Don’t Breathe review: Fede Alvarez follows up his redo of Evil Dead with an original genre piece that may just have you doing what its title commands…

Don’t Breathe review by Paul Heath, September 2016.

Don't Breathe review

Original thrillers, those of quality anyway, are pretty thin on the ground these days. Occasionally something will come along that will blows you away, but it’s been a little disappointing of late. Bordering on horror, Evil Dead helmer Fede Alvarez‘s latest is a departure from his big Hollywood debut, this time leaving the supernatural world for a thriller featuring a minimal cast and an absolute bastard of an antagonist.

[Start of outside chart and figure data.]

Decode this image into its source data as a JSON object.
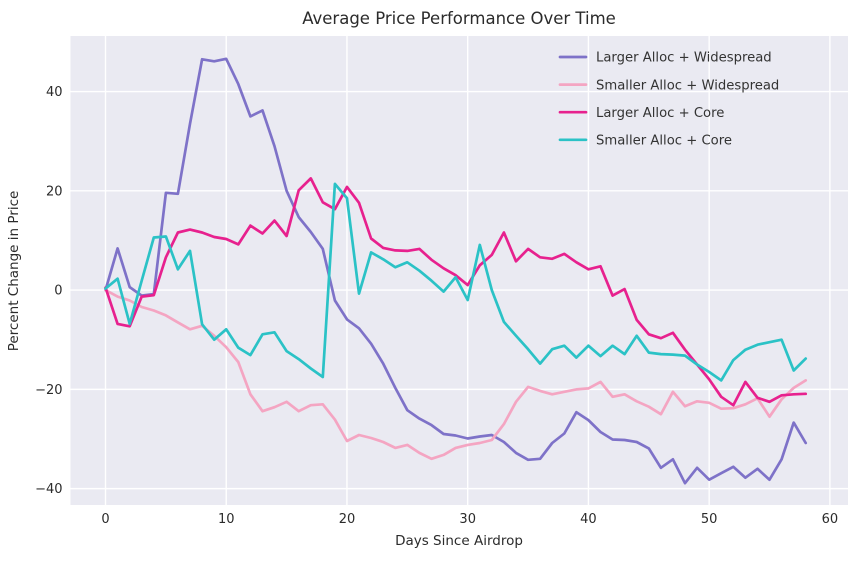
{
  "figure": {
    "title": "Average Price Performance Over Time",
    "xlabel": "Days Since Airdrop",
    "ylabel": "Percent Change in Price"
  },
  "chart_data": {
    "type": "line",
    "title": "Average Price Performance Over Time",
    "xlabel": "Days Since Airdrop",
    "ylabel": "Percent Change in Price",
    "grid": true,
    "legend_position": "upper right",
    "plot_bg_color": "#eaeaf2",
    "grid_color": "#ffffff",
    "text_color": "#2b2b2b",
    "xticks": [
      0,
      10,
      20,
      30,
      40,
      50,
      60
    ],
    "yticks": [
      -40,
      -20,
      0,
      20,
      40
    ],
    "xlim": [
      -2.9,
      61.5
    ],
    "ylim": [
      -43.3,
      51.2
    ],
    "x": [
      0,
      1,
      2,
      3,
      4,
      5,
      6,
      7,
      8,
      9,
      10,
      11,
      12,
      13,
      14,
      15,
      16,
      17,
      18,
      19,
      20,
      21,
      22,
      23,
      24,
      25,
      26,
      27,
      28,
      29,
      30,
      31,
      32,
      33,
      34,
      35,
      36,
      37,
      38,
      39,
      40,
      41,
      42,
      43,
      44,
      45,
      46,
      47,
      48,
      49,
      50,
      51,
      52,
      53,
      54,
      55,
      56,
      57,
      58
    ],
    "series": [
      {
        "name": "Larger Alloc + Widespread",
        "color": "#7e72c8",
        "values": [
          0.0,
          8.4,
          0.6,
          -1.1,
          -0.8,
          19.6,
          19.4,
          33.5,
          46.5,
          46.1,
          46.6,
          41.5,
          35.0,
          36.2,
          29.0,
          20.0,
          14.7,
          11.7,
          8.3,
          -2.1,
          -5.9,
          -7.7,
          -10.8,
          -14.8,
          -19.7,
          -24.2,
          -25.9,
          -27.2,
          -29.0,
          -29.3,
          -29.9,
          -29.5,
          -29.2,
          -30.6,
          -32.8,
          -34.2,
          -34.0,
          -30.8,
          -28.9,
          -24.6,
          -26.2,
          -28.6,
          -30.1,
          -30.2,
          -30.6,
          -31.9,
          -35.8,
          -34.1,
          -38.9,
          -35.8,
          -38.2,
          -36.9,
          -35.6,
          -37.8,
          -36.0,
          -38.2,
          -34.1,
          -26.7,
          -30.8
        ]
      },
      {
        "name": "Smaller Alloc + Widespread",
        "color": "#f4a5c2",
        "values": [
          0.0,
          -1.3,
          -2.1,
          -3.4,
          -4.1,
          -5.1,
          -6.5,
          -7.9,
          -7.2,
          -9.2,
          -11.5,
          -14.5,
          -21.0,
          -24.4,
          -23.6,
          -22.5,
          -24.4,
          -23.2,
          -23.0,
          -26.1,
          -30.4,
          -29.2,
          -29.8,
          -30.6,
          -31.8,
          -31.2,
          -32.8,
          -34.0,
          -33.2,
          -31.8,
          -31.2,
          -30.8,
          -30.2,
          -27.0,
          -22.5,
          -19.5,
          -20.3,
          -21.0,
          -20.5,
          -20.0,
          -19.8,
          -18.5,
          -21.5,
          -21.0,
          -22.4,
          -23.5,
          -25.0,
          -20.5,
          -23.4,
          -22.4,
          -22.7,
          -23.9,
          -23.8,
          -23.0,
          -21.8,
          -25.5,
          -22.0,
          -19.7,
          -18.2
        ]
      },
      {
        "name": "Larger Alloc + Core",
        "color": "#e7218e",
        "values": [
          0.5,
          -6.8,
          -7.3,
          -1.3,
          -1.0,
          6.6,
          11.6,
          12.2,
          11.6,
          10.7,
          10.3,
          9.2,
          13.0,
          11.4,
          14.0,
          10.9,
          20.1,
          22.5,
          17.7,
          16.3,
          20.8,
          17.6,
          10.4,
          8.5,
          8.0,
          7.9,
          8.3,
          6.1,
          4.4,
          3.0,
          1.0,
          5.0,
          7.1,
          11.6,
          5.8,
          8.3,
          6.6,
          6.3,
          7.3,
          5.6,
          4.2,
          4.8,
          -1.1,
          0.2,
          -6.0,
          -8.9,
          -9.7,
          -8.6,
          -12.0,
          -15.0,
          -18.0,
          -21.5,
          -23.2,
          -18.5,
          -21.7,
          -22.5,
          -21.2,
          -21.0,
          -20.9
        ]
      },
      {
        "name": "Smaller Alloc + Core",
        "color": "#2bc2c6",
        "values": [
          0.3,
          2.3,
          -6.8,
          1.9,
          10.6,
          10.8,
          4.2,
          7.9,
          -6.9,
          -10.0,
          -7.9,
          -11.6,
          -13.1,
          -8.9,
          -8.5,
          -12.3,
          -13.9,
          -15.8,
          -17.5,
          21.4,
          18.5,
          -0.7,
          7.6,
          6.2,
          4.6,
          5.6,
          3.9,
          1.9,
          -0.3,
          2.6,
          -2.0,
          9.1,
          0.0,
          -6.4,
          -9.2,
          -11.9,
          -14.8,
          -11.9,
          -11.2,
          -13.6,
          -11.2,
          -13.3,
          -11.2,
          -12.9,
          -9.2,
          -12.6,
          -12.9,
          -13.0,
          -13.2,
          -15.0,
          -16.5,
          -18.2,
          -14.1,
          -12.0,
          -11.0,
          -10.5,
          -10.0,
          -16.2,
          -13.8
        ]
      }
    ]
  }
}
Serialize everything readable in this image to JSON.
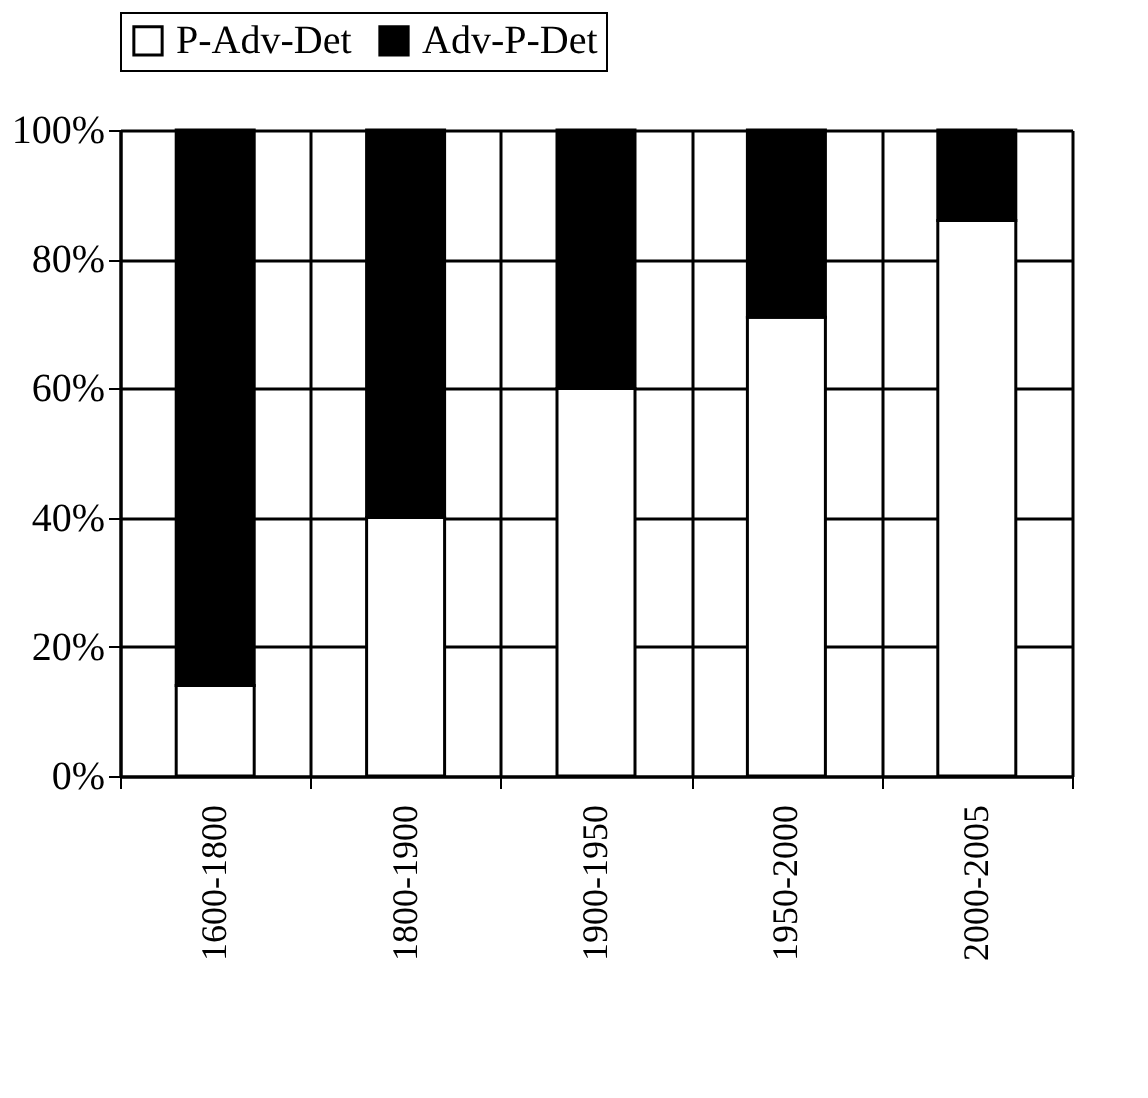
{
  "chart_data": {
    "type": "bar",
    "stacked": true,
    "categories": [
      "1600-1800",
      "1800-1900",
      "1900-1950",
      "1950-2000",
      "2000-2005"
    ],
    "series": [
      {
        "name": "P-Adv-Det",
        "color": "#ffffff",
        "values": [
          14,
          40,
          60,
          71,
          86
        ]
      },
      {
        "name": "Adv-P-Det",
        "color": "#000000",
        "values": [
          86,
          60,
          40,
          29,
          14
        ]
      }
    ],
    "ylim": [
      0,
      100
    ],
    "yticks": [
      {
        "value": 0,
        "label": "0%"
      },
      {
        "value": 20,
        "label": "20%"
      },
      {
        "value": 40,
        "label": "40%"
      },
      {
        "value": 60,
        "label": "60%"
      },
      {
        "value": 80,
        "label": "80%"
      },
      {
        "value": 100,
        "label": "100%"
      }
    ],
    "grid": true,
    "legend": "top"
  }
}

Don’t Breathe tells the story of three young inhabitants of a Detroit suburb –  Rocky (Jane Levy), Alex (Dylan Minnette) and Money (Daniel Zovatto). The three are introduced to us in the middle of a home robbery where they set about a property stealing expensive items after retrieving a stolen alarm code from Alex’s father’s home security business. With the owners out and the alarm silenced, the trio are careful not to steal anything too expensive, specifically no more than $10,000 in value, as that would see them sentenced to a lot more jail time if they were to be caught. Obviously achieving success by carrying out these smaller crimes, their hunger for more increases and Money gets a tip off of a local man sitting on a nest egg of more than $300,000, which, if they could get their hands on it, would set them all up for life and get Rocky away from her abusive family and to a new life in California. The target is an unnamed war veteran who lives alone in a nice house in a run-down part of town. The visually impaired chap, played expertly by Stephen Lang, has lost a daughter and now lives a life of self-imposed solitary confinement, and realising their massive opportunity, Rocky, Alex and Money set about attempting to relieve the Blind Man of his small fortune. If only they knew what they were up against.

Don't Breathe review

Don’t Breathe arrives on these shores following an impressive Stateside debut. The film has managed to pull in over $50 million with a full Labor Day weekend still to go. From a $9 million budget, that’s quite impressive, but while these kind of well-placed, lower budgeted genre pics are always profitable, their quality differs sizeably.

Don’t Breathe is actually very good. Drawing influence from home invasion genre movies and mixing it in with a bit of Blind Fury (a much overlooked Rutger Hauer movie from the late-eighties), this jumpy horror thriller is a refreshing beat change in a summer of absolute tosh. Fede Alvarez uses many familiar tricks in his second major Hollywood outing and is slowly defining himself as a huge voice in the genre, emulating the likes of Leigh Whannell and James Wan who have crafted similar efforts in the last decade or so.

The pace is brisk, the action unrelenting – often frightening and always gripping. Stephen Lang gets a well-deserved lead as the unnamed Blind Man, relishing his role in every frame. Daniel Zovatto and Dylan Minnette firmly support and Jane Levy (Mia in Evil Dead – below) provides a solid female protagonist as the tortured Rocky.

Don't Breathe review

Some may baulk at its subject matter and some of its genre cliches, but Don’t Breathe is genuinely a taut, intensely gripping, pant-wetting experience of a film. A thriller which’ll have you on the edge of your seat and holding you breathe from the start to the baffling, unbelievably shocking climax.

Definitely not one for the faint of heart, Dont Breathe is a claustrophobic corker and a possible future classic.

Don’t Breathe review by Paul Heath, September 2016.

Don’t Breathe is released in UK cinemas on Friday 9th September.